Il caso della Montagna degli abitanti di Montréal è un esempio estremo, ma assai emblematico dei nostri modi di organizzare oggi le Alpi. La figura del paesaggista è forse meno onnipresente, ma la preoccupazione di modellare la montagna è pervasiva. Politiche paesaggistiche, architettura neo-regionale, rinaturalizzazione dei corsi d'acqua, riqualificazione di quartieri urbani e di stazioni sciistiche, assetto e organizzazione di luoghi turistici, politiche agro-ambientali, spettacoli di luci e suoni, ecc. Un'infinità di iniziative che mirano a modellare l'apparenza della realtà in nome di una certa idea acquisita delle Alpi.

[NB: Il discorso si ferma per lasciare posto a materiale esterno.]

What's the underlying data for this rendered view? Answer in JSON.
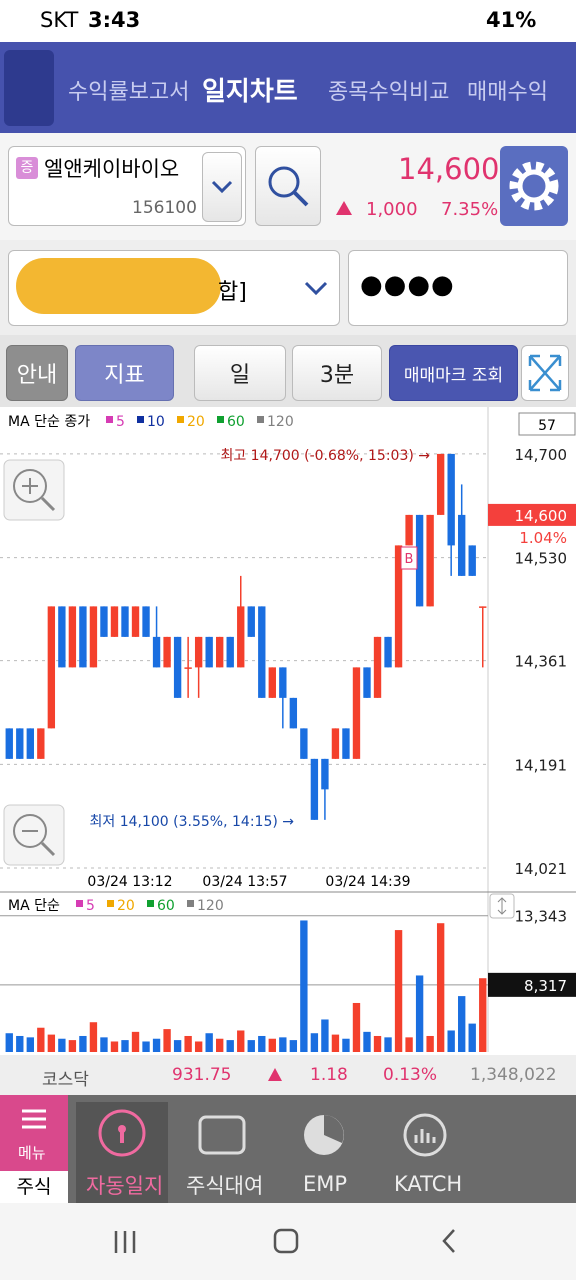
{
  "status_bar": {
    "carrier": "SKT",
    "time": "3:43",
    "battery": "41%"
  },
  "tabs": [
    "수익률보고서",
    "일지차트",
    "종목수익비교",
    "매매수익"
  ],
  "stock": {
    "badge": "증",
    "name": "엘앤케이바이오",
    "code": "156100",
    "price": "14,600",
    "change": "1,000",
    "rate": "7.35%"
  },
  "account": {
    "name": "합]",
    "password": "●●●●"
  },
  "toolbar": [
    "안내",
    "지표",
    "일",
    "3분",
    "매매마크 조회"
  ],
  "chart_data": {
    "type": "candlestick",
    "legend_title": "MA 단순 종가",
    "ma": [
      {
        "name": "5",
        "color": "#d63cb4"
      },
      {
        "name": "10",
        "color": "#1030a0"
      },
      {
        "name": "20",
        "color": "#f0a800"
      },
      {
        "name": "60",
        "color": "#10a030"
      },
      {
        "name": "120",
        "color": "#808080"
      }
    ],
    "open": [
      14250,
      14250,
      14250,
      14200,
      14250,
      14450,
      14350,
      14450,
      14350,
      14450,
      14400,
      14450,
      14400,
      14450,
      14400,
      14350,
      14400,
      14350,
      14350,
      14400,
      14350,
      14400,
      14350,
      14450,
      14450,
      14300,
      14350,
      14300,
      14250,
      14200,
      14200,
      14200,
      14250,
      14200,
      14350,
      14300,
      14400,
      14350,
      14550,
      14600,
      14450,
      14600,
      14700,
      14600,
      14550,
      14450
    ],
    "high": [
      14250,
      14250,
      14250,
      14250,
      14450,
      14450,
      14450,
      14450,
      14450,
      14450,
      14450,
      14450,
      14450,
      14450,
      14450,
      14400,
      14400,
      14400,
      14400,
      14400,
      14400,
      14400,
      14500,
      14450,
      14450,
      14350,
      14350,
      14300,
      14250,
      14200,
      14200,
      14250,
      14250,
      14350,
      14350,
      14400,
      14400,
      14550,
      14600,
      14600,
      14600,
      14700,
      14700,
      14650,
      14550,
      14450
    ],
    "low": [
      14200,
      14200,
      14200,
      14200,
      14250,
      14350,
      14350,
      14350,
      14350,
      14400,
      14400,
      14400,
      14400,
      14400,
      14350,
      14350,
      14300,
      14300,
      14300,
      14350,
      14350,
      14350,
      14350,
      14400,
      14300,
      14300,
      14250,
      14250,
      14200,
      14100,
      14100,
      14200,
      14200,
      14200,
      14300,
      14300,
      14350,
      14350,
      14550,
      14450,
      14450,
      14600,
      14500,
      14500,
      14500,
      14350
    ],
    "close": [
      14200,
      14200,
      14200,
      14250,
      14450,
      14350,
      14450,
      14350,
      14450,
      14400,
      14450,
      14400,
      14450,
      14400,
      14350,
      14400,
      14300,
      14350,
      14400,
      14350,
      14400,
      14350,
      14450,
      14400,
      14300,
      14350,
      14300,
      14250,
      14200,
      14100,
      14150,
      14250,
      14200,
      14350,
      14300,
      14400,
      14350,
      14550,
      14600,
      14450,
      14600,
      14700,
      14550,
      14500,
      14500,
      14450
    ],
    "up_color": "#f4402c",
    "down_color": "#1a6ee0",
    "ylim": [
      13985,
      14772
    ],
    "yticks": [
      {
        "value": 14700,
        "label": "14,700"
      },
      {
        "value": 14530,
        "label": "14,530"
      },
      {
        "value": 14361,
        "label": "14,361"
      },
      {
        "value": 14191,
        "label": "14,191"
      },
      {
        "value": 14021,
        "label": "14,021"
      }
    ],
    "count_label": "57",
    "current": {
      "value": 14600,
      "label": "14,600"
    },
    "current_rate": "1.04%",
    "x_labels": [
      "03/24 13:12",
      "03/24 13:57",
      "03/24 14:39"
    ],
    "max_note": "최고 14,700 (-0.68%, 15:03) →",
    "min_note": "최저 14,100 (3.55%, 14:15) →",
    "marker": "B"
  },
  "volume_chart": {
    "type": "bar",
    "legend_title": "MA 단순",
    "ma": [
      {
        "name": "5",
        "color": "#d63cb4"
      },
      {
        "name": "20",
        "color": "#f0a800"
      },
      {
        "name": "60",
        "color": "#10a030"
      },
      {
        "name": "120",
        "color": "#808080"
      }
    ],
    "values": [
      4800,
      4600,
      4500,
      5200,
      4700,
      4400,
      4300,
      4600,
      5600,
      4500,
      4200,
      4300,
      4900,
      4200,
      4400,
      5100,
      4300,
      4600,
      4200,
      4800,
      4400,
      4300,
      5000,
      4300,
      4600,
      4400,
      4500,
      4300,
      13000,
      4800,
      5800,
      4700,
      4400,
      7000,
      4900,
      4600,
      4500,
      12300,
      4500,
      9000,
      4600,
      12800,
      5000,
      7500,
      5500,
      8800
    ],
    "ylim": [
      3435,
      14851
    ],
    "yticks": [
      {
        "value": 13343,
        "label": "13,343"
      },
      {
        "value": 8317,
        "label": "8,317"
      }
    ]
  },
  "index_bar": {
    "name": "코스닥",
    "value": "931.75",
    "change": "1.18",
    "rate": "0.13%",
    "volume": "1,348,022"
  },
  "bottom_nav": {
    "menu": "메뉴",
    "tab": "주식",
    "items": [
      "자동일지",
      "주식대여",
      "EMP",
      "KATCH"
    ]
  }
}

La nostra società moderna ama le immagini e le tecniche che mettono in sintonia realtà e immagini, anche a costo di spingere questo esercizio fino al paradosso ultimo rappresentato dalla rinaturalizzazione delle Alpi, dei loro versanti, dei loro fiumi, dei loro siti degradati, ecc. Per quanto questo senso di responsabilità per l'ambiente possa essere lodevole e necessario, riconosciamo però che niente è più paradossale che voler portare le Alpi a uno stato di natura ideale, avvalendosi di un sapere tecnico sofisticato, quello stesso che ha consentito di trasformarle. Immagine, tecnica e responsabilità: ecco forse le parole chiave del nostro atteggiamento collettivo nei confronti delle Alpi, domani.


Bernard Debarbieux

Bernard Debarbieux, Claude Marois, 1997: "Le Mont Royal: forme naturelle, paysage et territorialités urbaines", Cahiers de Géographie du Québec, vol. 41 (fr).

Bernard Debarbieux, 1998: "The mountain in the city: Social uses and transformations of a natural landform in urban space", Ecumene, vol. 5, number 4 (e).